What if quicklike you get the hell off my property, the operator said.

Everything has to be considered, the sheriff said again. Nobody’s accusing anybody of anything just yet.

The operator’s wife stood glowering at them. To have something to do with his hands, the operator began to construct a cigarette. He had huge red hands thickly sown with brown freckles. They trembled. I ain’t got a thing in this round world to hide, he said.

Bellwether and his men searched everywhere they could think of to look. Finally they stood uncertainly in the operator’s yard, out of place in their neat khakis, their polished leather.

Now get the hell off my land, the operator said.
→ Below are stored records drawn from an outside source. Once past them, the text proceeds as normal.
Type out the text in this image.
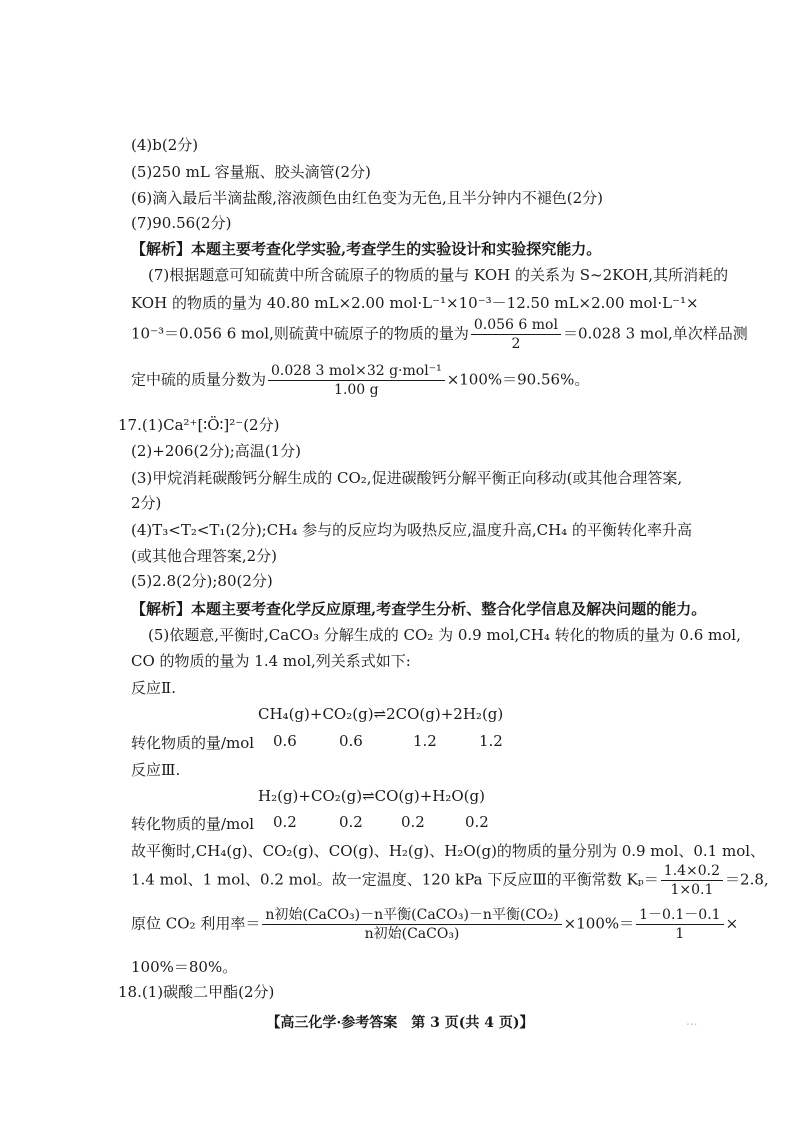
(4)b(2分)
(5)250 mL 容量瓶、胶头滴管(2分)
(6)滴入最后半滴盐酸,溶液颜色由红色变为无色,且半分钟内不褪色(2分)
(7)90.56(2分)
【解析】本题主要考查化学实验,考查学生的实验设计和实验探究能力。
(7)根据题意可知硫黄中所含硫原子的物质的量与 KOH 的关系为 S~2KOH,其所消耗的
KOH 的物质的量为 40.80 mL×2.00 mol·L⁻¹×10⁻³－12.50 mL×2.00 mol·L⁻¹×
10⁻³＝0.056 6 mol,则硫黄中硫原子的物质的量为 $\frac{\text{0.056 6 mol}}{2} =0.028$ 3 mol,单次样品测
定中硫的质量分数为 $\frac{\text{0.028 3 mol×32 g·mol⁻¹}}{1.00 g} \times 100\%=90.56\%$。
17.(1)Ca²⁺[∶Ö∶]²⁻(2分)
(2)+206(2分);高温(1分)
(3)甲烷消耗碳酸钙分解生成的 CO₂,促进碳酸钙分解平衡正向移动(或其他合理答案,
2分)
(4)T₃<T₂<T₁(2分);CH₄ 参与的反应均为吸热反应,温度升高,CH₄ 的平衡转化率升高
(或其他合理答案,2分)
(5)2.8(2分);80(2分)
【解析】本题主要考查化学反应原理,考查学生分析、整合化学信息及解决问题的能力。
(5)依题意,平衡时,CaCO₃ 分解生成的 CO₂ 为 0.9 mol,CH₄ 转化的物质的量为 0.6 mol,
CO 的物质的量为 1.4 mol,列关系式如下:
反应Ⅱ.
CH₄(g)+CO₂(g)⇌2CO(g)+2H₂(g)
转化物质的量/mol 0.6	0.6	1.2	1.2
反应Ⅲ.
H₂(g)+CO₂(g)⇌CO(g)+H₂O(g)
转化物质的量/mol 0.2	0.2	0.2	0.2
故平衡时,CH₄(g)、CO₂(g)、CO(g)、H₂(g)、H₂O(g)的物质的量分别为 0.9 mol、0.1 mol、
1.4 mol、1 mol、0.2 mol。故一定温度、120 kPa 下反应Ⅲ的平衡常数 $K_p= \frac{1.4\times 0.2}{1\times 0.1} =2.8$,
原位 CO₂ 利用率＝ $\frac{\text{n初始(CaCO₃)－n平衡(CaCO₃)－n平衡(CO₂)}}{\text{n初始(CaCO₃)}} \times 100\%= \frac{1-0.1-0.1}{1}$ ×
100%＝80%。
18.(1)碳酸二甲酯(2分)
【高三化学·参考答案　第 3 页(共 4 页)】	...
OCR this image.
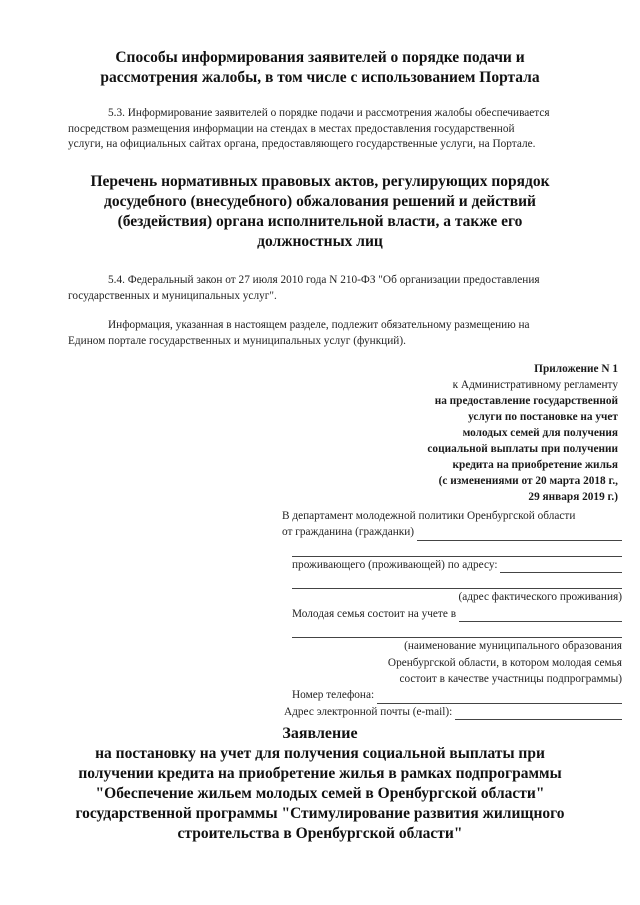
Способы информирования заявителей о порядке подачи и
рассмотрения жалобы, в том числе с использованием Портала
5.3. Информирование заявителей о порядке подачи и рассмотрения жалобы обеспечивается
посредством размещения информации на стендах в местах предоставления государственной
услуги, на официальных сайтах органа, предоставляющего государственные услуги, на Портале.
Перечень нормативных правовых актов, регулирующих порядок
досудебного (внесудебного) обжалования решений и действий
(бездействия) органа исполнительной власти, а также его
должностных лиц
5.4. Федеральный закон от 27 июля 2010 года N 210-ФЗ "Об организации предоставления
государственных и муниципальных услуг".
Информация, указанная в настоящем разделе, подлежит обязательному размещению на
Едином портале государственных и муниципальных услуг (функций).
Приложение N 1
к Административному регламенту
на предоставление государственной
услуги по постановке на учет
молодых семей для получения
социальной выплаты при получении
кредита на приобретение жилья
(с изменениями от 20 марта 2018 г.,
29 января 2019 г.)
В департамент молодежной политики Оренбургской области
от гражданина (гражданки)
проживающего (проживающей) по адресу:
(адрес фактического проживания)
Молодая семья состоит на учете в
(наименование муниципального образования
Оренбургской области, в котором молодая семья
состоит в качестве участницы подпрограммы)
Номер телефона:
Адрес электронной почты (e-mail):
Заявление
на постановку на учет для получения социальной выплаты при
получении кредита на приобретение жилья в рамках подпрограммы
"Обеспечение жильем молодых семей в Оренбургской области"
государственной программы "Стимулирование развития жилищного
строительства в Оренбургской области"
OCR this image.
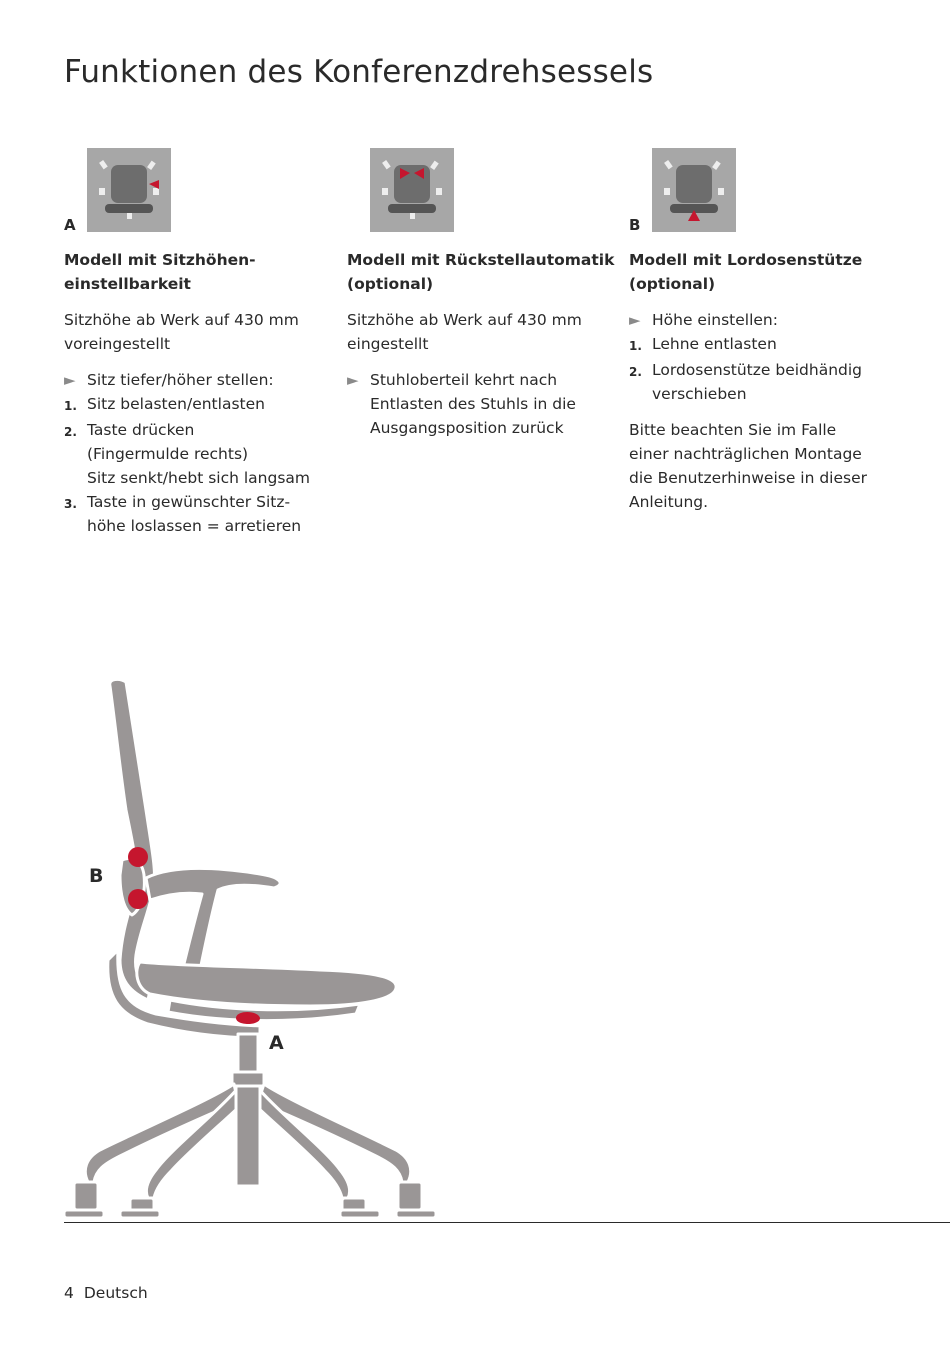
Funktionen des Konferenzdrehsessels
A
Modell mit Sitzhöhen-
einstellbarkeit
Sitzhöhe ab Werk auf 430 mm
voreingestellt
► Sitz tiefer/höher stellen:
1. Sitz belasten/entlasten
2. Taste drücken
(Fingermulde rechts)
Sitz senkt/hebt sich langsam
3. Taste in gewünschter Sitz-
höhe loslassen = arretieren
Modell mit Rückstellautomatik
(optional)
Sitzhöhe ab Werk auf 430 mm
eingestellt
► Stuhloberteil kehrt nach
Entlasten des Stuhls in die
Ausgangsposition zurück
B
Modell mit Lordosenstütze
(optional)
► Höhe einstellen:
1. Lehne entlasten
2. Lordosenstütze beidhändig
verschieben
Bitte beachten Sie im Falle
einer nachträglichen Montage
die Benutzerhinweise in dieser
Anleitung.
B
A
4 Deutsch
If all you think of me is that I could run over a little kid and then throw it off in the bushes like a dead cat or something then I don’t even want to see your goddamn face. I want you gone and I want you by God gone now.

Everything had to be considered, the sheriff said.

Then maybe you need to consider that paperhanger.

What about him?

That paperhanger is one sick puppy.

He was still there when I got there, the sheriff said. Three witnesses swore nobody ever left, not even for a minute, and one of them was the child’s mother. I searched his truck myself.

Then he’s a sick puppy with a damn good alibi, the operator said.

* * *

That was all. There was no ransom note, no child that turned up two counties over with amnesia. She was a page turned, a door closed, a lost ball in the high weeds. She was a child no larger than a doll, but the void she left behind her was unreckonable. Yet there was no end to it. No finality. There was no moment when someone could say, turning from a mounded grave, Well, this has been unbearable, but you’ve got to go on with your life. Life did not go on.